By Frank Lansink, IPsoft CEO EU
|Oct 5|magazine8 min read

Enterprises have always looked for ways reduce costs while maintaining quality of service. In the past, companies turned to offshoring and outsourcing, with varying degrees of success. In many cases quality was sacrificed.

Today, those cost-cutting measures are giving way to the future of the enterprise: robotics. 

Decades ago, robotics transformed the manufacturing industry, and Artificial Intelligence is poised to make a similar impact on business process outsourcing.

The potential is immense. Everything that requires human knowledge work to make a decision is a candidate for autonomics. For example, insurance companies routinely train new agents with manuals and peer-to-peer shadowing.

A robotic system could be trained similarly by absorbing the manual and then “observing” humans, learning from the observation and then proposing the best problem solving methodology.
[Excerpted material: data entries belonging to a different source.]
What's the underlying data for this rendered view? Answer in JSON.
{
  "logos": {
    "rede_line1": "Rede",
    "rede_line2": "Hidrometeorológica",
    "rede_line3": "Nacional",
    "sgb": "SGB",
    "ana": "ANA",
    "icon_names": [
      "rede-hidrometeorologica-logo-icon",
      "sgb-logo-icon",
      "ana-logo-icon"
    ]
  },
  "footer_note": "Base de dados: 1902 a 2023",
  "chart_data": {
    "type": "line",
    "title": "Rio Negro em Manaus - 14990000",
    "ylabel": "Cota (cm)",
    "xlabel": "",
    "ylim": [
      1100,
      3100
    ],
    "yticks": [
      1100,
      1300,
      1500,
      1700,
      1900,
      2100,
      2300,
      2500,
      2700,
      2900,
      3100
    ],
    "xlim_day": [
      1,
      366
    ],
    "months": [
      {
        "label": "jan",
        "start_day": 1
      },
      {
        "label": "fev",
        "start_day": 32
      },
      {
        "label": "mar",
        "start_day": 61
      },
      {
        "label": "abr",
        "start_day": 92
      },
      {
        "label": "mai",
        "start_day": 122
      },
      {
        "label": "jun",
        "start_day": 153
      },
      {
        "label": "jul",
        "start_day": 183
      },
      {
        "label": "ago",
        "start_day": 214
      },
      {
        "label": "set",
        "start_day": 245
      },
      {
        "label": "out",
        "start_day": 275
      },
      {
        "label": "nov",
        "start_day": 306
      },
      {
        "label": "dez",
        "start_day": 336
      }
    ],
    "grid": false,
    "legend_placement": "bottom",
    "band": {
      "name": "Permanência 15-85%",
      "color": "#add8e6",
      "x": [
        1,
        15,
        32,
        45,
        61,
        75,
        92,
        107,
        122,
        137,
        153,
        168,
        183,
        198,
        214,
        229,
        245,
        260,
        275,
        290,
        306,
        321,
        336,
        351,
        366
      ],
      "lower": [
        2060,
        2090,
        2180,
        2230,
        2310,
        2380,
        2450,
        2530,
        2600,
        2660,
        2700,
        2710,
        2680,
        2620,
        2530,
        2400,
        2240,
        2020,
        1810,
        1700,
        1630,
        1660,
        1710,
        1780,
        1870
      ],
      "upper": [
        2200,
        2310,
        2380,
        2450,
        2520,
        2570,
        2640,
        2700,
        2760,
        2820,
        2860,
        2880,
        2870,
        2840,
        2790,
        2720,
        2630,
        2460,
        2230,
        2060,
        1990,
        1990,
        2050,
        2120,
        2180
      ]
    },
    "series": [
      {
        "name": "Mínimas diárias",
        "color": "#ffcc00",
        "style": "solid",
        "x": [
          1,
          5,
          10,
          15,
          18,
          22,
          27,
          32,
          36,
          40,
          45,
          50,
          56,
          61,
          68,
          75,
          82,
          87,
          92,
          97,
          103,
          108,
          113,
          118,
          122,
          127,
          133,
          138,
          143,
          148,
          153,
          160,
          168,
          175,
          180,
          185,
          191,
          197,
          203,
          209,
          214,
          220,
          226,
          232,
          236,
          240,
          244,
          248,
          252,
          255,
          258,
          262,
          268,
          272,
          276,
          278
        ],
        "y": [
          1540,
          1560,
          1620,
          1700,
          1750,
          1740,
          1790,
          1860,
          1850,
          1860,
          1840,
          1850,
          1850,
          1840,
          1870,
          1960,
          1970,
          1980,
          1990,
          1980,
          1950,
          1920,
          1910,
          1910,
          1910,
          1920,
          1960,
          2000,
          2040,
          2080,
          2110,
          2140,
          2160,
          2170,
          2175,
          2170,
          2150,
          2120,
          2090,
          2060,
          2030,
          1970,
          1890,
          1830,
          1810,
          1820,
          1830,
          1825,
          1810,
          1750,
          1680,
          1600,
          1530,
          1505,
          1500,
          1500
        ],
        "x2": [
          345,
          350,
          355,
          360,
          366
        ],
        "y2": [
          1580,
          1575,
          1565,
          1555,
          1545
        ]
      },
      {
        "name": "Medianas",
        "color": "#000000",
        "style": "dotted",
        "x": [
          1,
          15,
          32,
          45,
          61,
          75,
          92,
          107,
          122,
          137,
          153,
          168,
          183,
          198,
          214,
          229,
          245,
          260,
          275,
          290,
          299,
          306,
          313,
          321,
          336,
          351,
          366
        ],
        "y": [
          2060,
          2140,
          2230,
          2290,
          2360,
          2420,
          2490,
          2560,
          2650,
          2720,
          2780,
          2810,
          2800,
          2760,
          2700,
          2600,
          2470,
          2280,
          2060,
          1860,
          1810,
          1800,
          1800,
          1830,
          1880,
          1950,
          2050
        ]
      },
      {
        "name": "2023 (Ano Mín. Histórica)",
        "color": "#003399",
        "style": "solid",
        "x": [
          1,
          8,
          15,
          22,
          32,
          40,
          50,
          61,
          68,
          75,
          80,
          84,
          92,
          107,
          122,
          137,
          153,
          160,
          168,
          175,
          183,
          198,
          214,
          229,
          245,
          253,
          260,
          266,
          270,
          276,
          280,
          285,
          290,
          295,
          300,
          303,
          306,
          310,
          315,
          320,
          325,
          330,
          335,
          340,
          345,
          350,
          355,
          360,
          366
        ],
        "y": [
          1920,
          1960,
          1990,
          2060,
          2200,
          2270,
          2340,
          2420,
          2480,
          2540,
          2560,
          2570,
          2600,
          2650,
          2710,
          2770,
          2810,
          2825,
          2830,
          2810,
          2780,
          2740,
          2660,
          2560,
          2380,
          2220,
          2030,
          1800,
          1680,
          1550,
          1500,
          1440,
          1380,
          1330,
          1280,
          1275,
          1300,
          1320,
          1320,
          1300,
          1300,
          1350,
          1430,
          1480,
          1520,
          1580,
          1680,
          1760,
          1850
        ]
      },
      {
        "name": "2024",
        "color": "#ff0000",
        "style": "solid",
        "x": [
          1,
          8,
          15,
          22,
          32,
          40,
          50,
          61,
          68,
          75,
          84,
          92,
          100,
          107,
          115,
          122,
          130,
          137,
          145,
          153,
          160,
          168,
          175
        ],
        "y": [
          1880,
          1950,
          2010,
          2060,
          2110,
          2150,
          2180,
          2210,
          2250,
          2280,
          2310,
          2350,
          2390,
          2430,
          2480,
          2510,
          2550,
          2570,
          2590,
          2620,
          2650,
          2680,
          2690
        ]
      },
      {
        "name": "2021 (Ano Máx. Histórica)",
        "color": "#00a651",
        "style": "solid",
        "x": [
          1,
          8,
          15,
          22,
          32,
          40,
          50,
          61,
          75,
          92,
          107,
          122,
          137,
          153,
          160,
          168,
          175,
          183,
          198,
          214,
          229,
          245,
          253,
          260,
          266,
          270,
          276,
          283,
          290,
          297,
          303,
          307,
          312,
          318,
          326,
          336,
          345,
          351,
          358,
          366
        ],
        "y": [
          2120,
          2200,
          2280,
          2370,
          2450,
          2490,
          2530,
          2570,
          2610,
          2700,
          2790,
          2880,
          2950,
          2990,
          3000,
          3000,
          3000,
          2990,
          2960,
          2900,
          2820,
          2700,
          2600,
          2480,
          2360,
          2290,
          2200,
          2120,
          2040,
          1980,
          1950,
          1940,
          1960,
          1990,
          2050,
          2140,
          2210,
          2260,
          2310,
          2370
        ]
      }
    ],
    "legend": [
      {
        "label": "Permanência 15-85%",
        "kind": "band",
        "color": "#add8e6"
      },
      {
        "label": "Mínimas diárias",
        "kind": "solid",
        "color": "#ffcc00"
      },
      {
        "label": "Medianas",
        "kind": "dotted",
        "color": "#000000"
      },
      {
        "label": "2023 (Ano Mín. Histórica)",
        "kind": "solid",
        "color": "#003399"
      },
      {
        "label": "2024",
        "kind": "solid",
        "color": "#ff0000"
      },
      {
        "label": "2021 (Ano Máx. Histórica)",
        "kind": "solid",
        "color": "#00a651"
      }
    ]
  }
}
A machine that successfully understands structured and unstructured information could potentially become a virtual insurance claim agent handling end-to-end customer interactions.

But Artificial Intelligence need not necessarily replace people. Instead robotics can empower humans with information to help them make the best informed decisions, even under pressure.

Take mechanical engineers working on an oil rig in the Bering Sea, one of the most hostile environments in the world. Now imagine an Artificial Intelligence technology helping the engineers understand issues, learning from how others have fixed specific situations and assisting with problem-solving.

It is difficult for humans to keep up with the rate of changing information, but machines adapt to change faster and more predictably and can amass and process large sets of data in real time.

The key difference between robotics in manufacturing and business is human interaction. In manufacturing, robotics are a back office function that exist in an isolated environment. Customers don’t see the difference if their cars are built 80 or 90 percent by robots; they only see the final product. AI in business is fundamentally different. These are machines that change the way humans interact with the core service.

In the last decade, we saw an evolution in the way people communicate though technologies such as text messages and social media sites.

In the coming decade, we will see an evolution in how we interface with Artificial Intelligence. Customers need to be comfortable speaking to a robotic system and come to a point where they can’t differentiate whether they’re talking to a machine or a person.

Most AI technologies today interpret sentiments conveyed by words. The next phase is emotional and empathetic modeling so systems can track sentiments by inflection, tone and facial expression and can respond accordingly.

The next decade will be telling. The time scale will be dictated by our adoption of change rather than the technology itself. Very soon we will see AI introduced into the marketplace, first through the enterprise environment. For example, we will likely encounter AI in internal service desks, business to business engagements and business data connectivity services.

It is important to understand that robotics do not compromise processes or sacrifice quality. We are building machines to do justice to human work, and the potential will only increase as we begin to remodel our business processes based on the capabilities of AI.